2018年5月22日火曜日

おりこうワンちゃんのレシピ(最終回)

こんにちは。神奈川県 Pet Hotel 11!(ペットホテルワンワン)のお庭番です。




前回のブログのつづきです。


【レシピ4 もっとも大切なこと】


「おりこうワンちゃんのレシピ」と題して、愛犬が「穏やかで落ち着いたワンちゃん」でいるために飼い主さんがどう振る舞うべきか、というお話をしてきました。

シリーズ最終回のきょう、今までお話してきたどの内容よりも最優先すべき、もっとも大切なレシピについてお話したいと思います。

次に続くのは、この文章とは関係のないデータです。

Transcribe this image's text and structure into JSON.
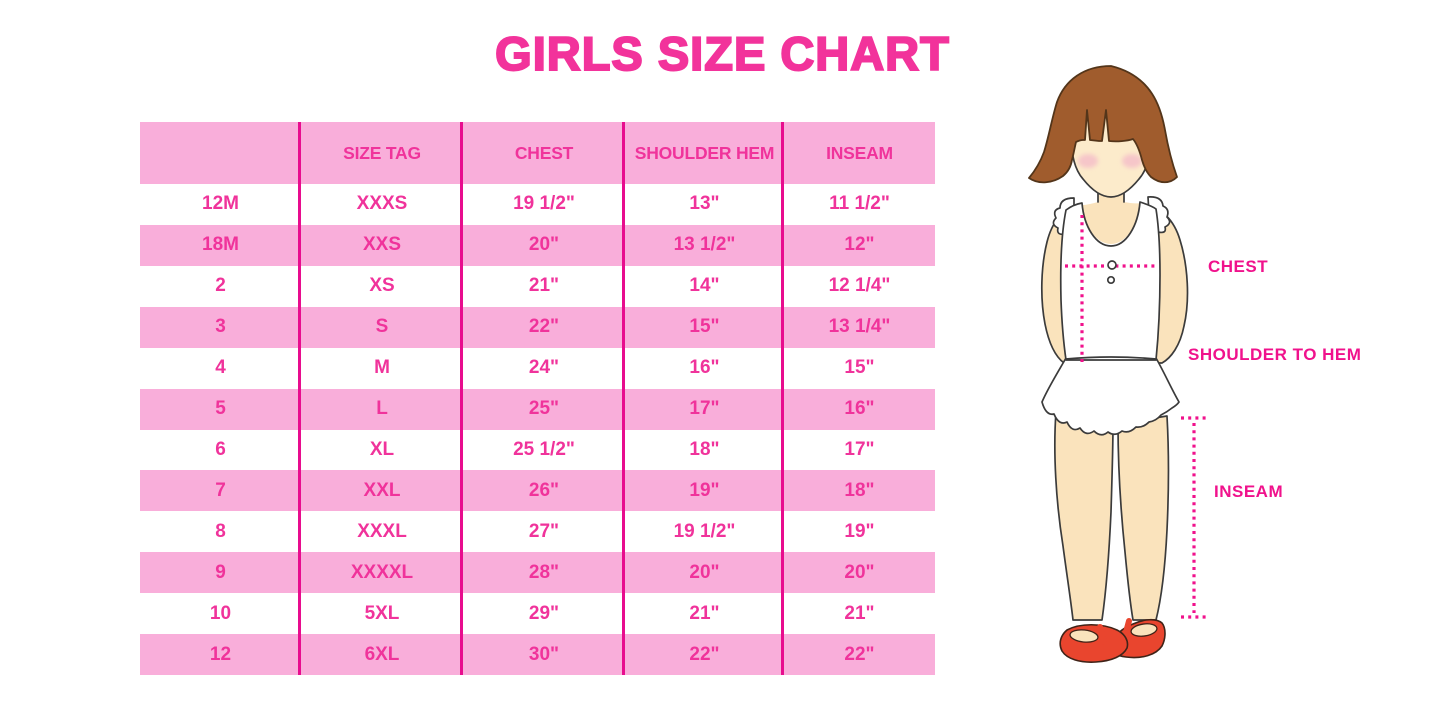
{
  "title": "GIRLS SIZE CHART",
  "chart_data": {
    "type": "table",
    "title": "GIRLS SIZE CHART",
    "columns": [
      "",
      "SIZE TAG",
      "CHEST",
      "SHOULDER HEM",
      "INSEAM"
    ],
    "rows": [
      [
        "12M",
        "XXXS",
        "19 1/2\"",
        "13\"",
        "11 1/2\""
      ],
      [
        "18M",
        "XXS",
        "20\"",
        "13 1/2\"",
        "12\""
      ],
      [
        "2",
        "XS",
        "21\"",
        "14\"",
        "12 1/4\""
      ],
      [
        "3",
        "S",
        "22\"",
        "15\"",
        "13 1/4\""
      ],
      [
        "4",
        "M",
        "24\"",
        "16\"",
        "15\""
      ],
      [
        "5",
        "L",
        "25\"",
        "17\"",
        "16\""
      ],
      [
        "6",
        "XL",
        "25 1/2\"",
        "18\"",
        "17\""
      ],
      [
        "7",
        "XXL",
        "26\"",
        "19\"",
        "18\""
      ],
      [
        "8",
        "XXXL",
        "27\"",
        "19 1/2\"",
        "19\""
      ],
      [
        "9",
        "XXXXL",
        "28\"",
        "20\"",
        "20\""
      ],
      [
        "10",
        "5XL",
        "29\"",
        "21\"",
        "21\""
      ],
      [
        "12",
        "6XL",
        "30\"",
        "22\"",
        "22\""
      ]
    ]
  },
  "figure": {
    "labels": {
      "chest": "CHEST",
      "shoulder_to_hem": "SHOULDER TO HEM",
      "inseam": "INSEAM"
    }
  },
  "colors": {
    "title_pink": "#F2339B",
    "cell_text_pink": "#F0339B",
    "row_pink": "#F9AEDA",
    "line_magenta": "#E80C8E",
    "dotted_magenta": "#F0128C",
    "shoe_red": "#E9452E",
    "hair_brown": "#A05C2D"
  }
}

まずは、今までのレシピのポイントと、その目的についておさらいしておきます。



●前回までのおさらい(まとめ)



◇ワンちゃんと閉ざされた関係にならないよう、多くの出会いや経験に連れ出そう。


・ワンちゃんにとって「未知=怯えの対象」が減り、精神安定につながります。

・共に多くの体験をした飼い主さんとの絆が強まります。


◇ワンちゃんにとってのフェアなリーダーでいるよう心がけよう。


・ワンちゃんが自らすすんで飼い主さんに「ついていきたい」という気持ちになります。


◇次の事柄の「メリハリ」を意識しよう。


■「叱る」と「褒める」
■「許可」と「禁止」
■「構う」と「構わない」
■「あげる」と「片付ける」(与える物に関して)
■「入っていい場所」と「入ってはいけない場所」(家の中で)
■出入口の通過は「飼い主さんが先」「ワンちゃんは後」

・ワンちゃんに守ってもらわなくてはならない「人間社会のルール」を解りやすく示してあげることによって、ワンちゃんが「いい子」にしやすくなります。

・リーダーは飼い主さんであることを、常にワンちゃんが認識できます。


すべては、飼い主さんがワンちゃんにとっての「よきリーダー」でいるためのレシピだということがお解りいただけるでしょーか?



●すべてを台無しにしてしまうこと


上記の事柄のすべてが完璧にできていたとしても、これからお話することができていなければ、ワンちゃんから「よきリーダー」だと認めてもらうことはできません。

逆に、上記の事柄が多少いい加減になってしまったとしても、これからお話することができていれば、ワンちゃんの信頼を大きく失うことはないかもしれません。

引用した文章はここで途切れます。